What Craft Beer Market’s Expansion to China Means For Canadian Microbreweries

Drinking craft beer is becoming increasingly trendy in China, and it’s a great opportunity for Canadian companies

Last week, Craft Beer Market announced a partnership with First Growth Holdings Ltd. to expand across the Pacific Ocean to Shanghai, China. This location, which is the first of five proposed Craft Beer Markets to open in China, is scheduled to open in 2015.

According to a recent article in Forbes, China consumes more beer than any other country in the world. More than double the number of pints are sold in China than in the USA, and China is well on its way to becoming the world’s largest beer market by 2017. Craft Beer Market isn’t the first Canadian business to make the move into this market: Russell Brewing Company opened in Hefei, China in 2013 with its brewery and two restaurants.

Despite the size of the market, craft beer is still a new trend in China and to say it’s a favourable one is an understatement. While Beijing is home to two breweries and Nanjing is home to one, the Chinese city seeing the biggest surge when it comes to craft beer culture is Shanghai.

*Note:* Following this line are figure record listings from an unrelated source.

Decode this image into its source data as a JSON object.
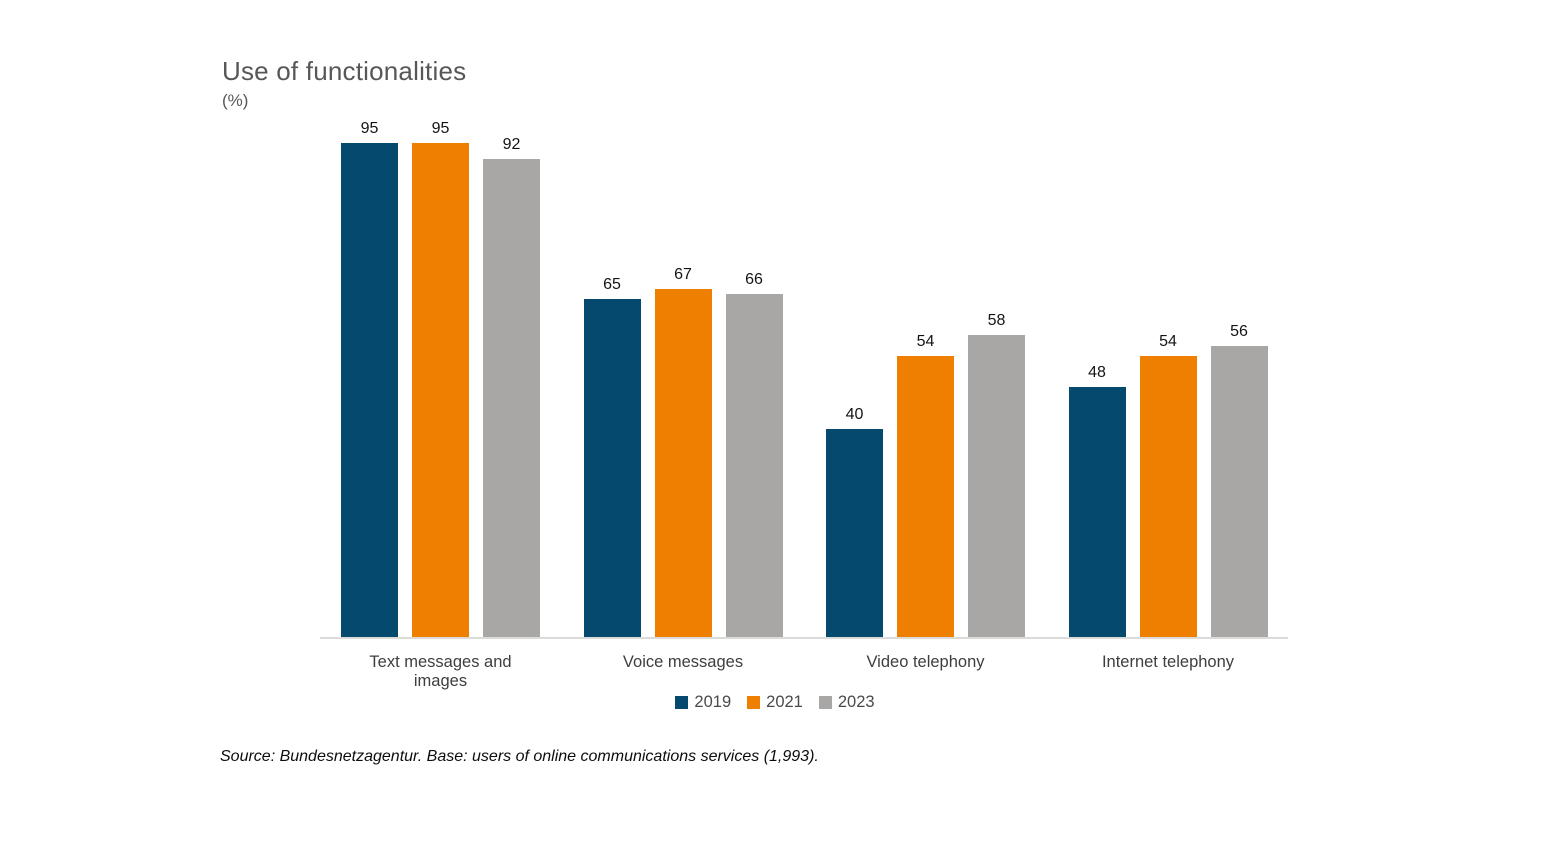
{
  "title": "Use of functionalities",
  "subtitle": "(%)",
  "source": "Source: Bundesnetzagentur. Base: users of online communications services (1,993).",
  "colors": {
    "series_2019": "#05496F",
    "series_2021": "#EE7F00",
    "series_2023": "#A8A7A5",
    "axis_line": "#DBDBDA",
    "title_text": "#575756",
    "category_text": "#3E3E3D",
    "value_text": "#141414"
  },
  "chart_data": {
    "type": "bar",
    "title": "Use of functionalities",
    "ylabel": "(%)",
    "categories": [
      "Text messages and images",
      "Voice messages",
      "Video telephony",
      "Internet telephony"
    ],
    "series": [
      {
        "name": "2019",
        "color": "#05496F",
        "values": [
          95,
          65,
          40,
          48
        ]
      },
      {
        "name": "2021",
        "color": "#EE7F00",
        "values": [
          95,
          67,
          54,
          54
        ]
      },
      {
        "name": "2023",
        "color": "#A8A7A5",
        "values": [
          92,
          66,
          58,
          56
        ]
      }
    ],
    "ylim": [
      0,
      100
    ],
    "grid": false,
    "y_axis_visible": false,
    "data_labels": true,
    "legend_position": "bottom"
  }
}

The number of craft breweries and shops in Shanghai has almost doubled in the last two years; it’s now possible to find Oregon-made ales and Scottish lagers down Nanjing Road, Shanghai’s main street.

With a growing love for craft beer in China and more microbreweries likely popping up soon in western Canada, more North American breweries see the opportunity to share their beer with the Chinese. And Craft Beer Market is going to deliver with a beer menu that includes a variety of Canadian craft beers that Chinese haven’t had before. The booming Chinese beer-drinking market will be exposed to beers made in smaller-scale breweries, such as Calgary’s Big Rock, Kelowna’s Tree Brewing and Vancouver’s Howe Sound.

PJ L’Heureux, the owner of Craft Beer Market, perfectly sums up the decision. “We are excited to be a part of the growing craft beer scene in China and introduce some great Canadian producers to the market.”